The fact is that the "noble" rose will profit from the rootstock. Originally root stocks were selections from wild botanic roses like Rosa canina.  The invention of top grafting (Stenten) made it easy to use other types of hybrid roses like Natal Briar which became a huge success as a result of the invention of "Stenten".  In the 1980-ies a few rose rootstock programmes were started at, amongst others, the Wageningen University in the Netherlands. Many rootstocks were tried, new breeds were developed and introduced. The excellent Natal Briar comes from one of these programmes and was introduced by Dr. Peter van de Pol. Van de Pol has made it his goal to breed a better rootstock than Natal Briar which has become the leading world standard for many years now.

Our breeding programme originates from the programmes at Wageningen University.
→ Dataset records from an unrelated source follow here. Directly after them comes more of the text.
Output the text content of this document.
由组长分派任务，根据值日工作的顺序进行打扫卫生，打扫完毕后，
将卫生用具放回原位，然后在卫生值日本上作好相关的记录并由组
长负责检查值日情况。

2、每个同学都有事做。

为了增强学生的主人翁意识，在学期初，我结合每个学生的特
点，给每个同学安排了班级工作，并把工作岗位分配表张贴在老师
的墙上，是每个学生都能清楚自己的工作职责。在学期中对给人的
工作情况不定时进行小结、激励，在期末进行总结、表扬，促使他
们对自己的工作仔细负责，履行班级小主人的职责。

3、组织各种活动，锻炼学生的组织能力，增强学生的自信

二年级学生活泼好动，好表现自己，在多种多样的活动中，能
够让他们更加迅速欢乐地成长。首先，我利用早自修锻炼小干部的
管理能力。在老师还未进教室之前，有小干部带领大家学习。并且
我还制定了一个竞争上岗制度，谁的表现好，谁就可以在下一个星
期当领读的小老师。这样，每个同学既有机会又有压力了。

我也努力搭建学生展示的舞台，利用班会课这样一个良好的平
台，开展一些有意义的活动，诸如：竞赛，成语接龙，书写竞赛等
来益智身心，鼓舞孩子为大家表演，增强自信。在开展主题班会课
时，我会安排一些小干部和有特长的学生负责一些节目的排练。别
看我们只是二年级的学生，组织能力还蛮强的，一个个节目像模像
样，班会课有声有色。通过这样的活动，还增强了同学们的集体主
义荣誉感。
As a private company we have been breeding new rootstocks for the last 15 years in order to find the ultimate rootstock capable to replace Natal Briar by producing at least 10% more biomass. At this moment we have three distinctive root stock types available which produce 1) more shoots or 2) heavier stems or 3) more length. 

All types are being tested at major rose producers in several countries.  We are represented in Africa bij Stokman Rozen Kenya, in Europe bij Kordes Roses International and in North- and South America by Moerheim.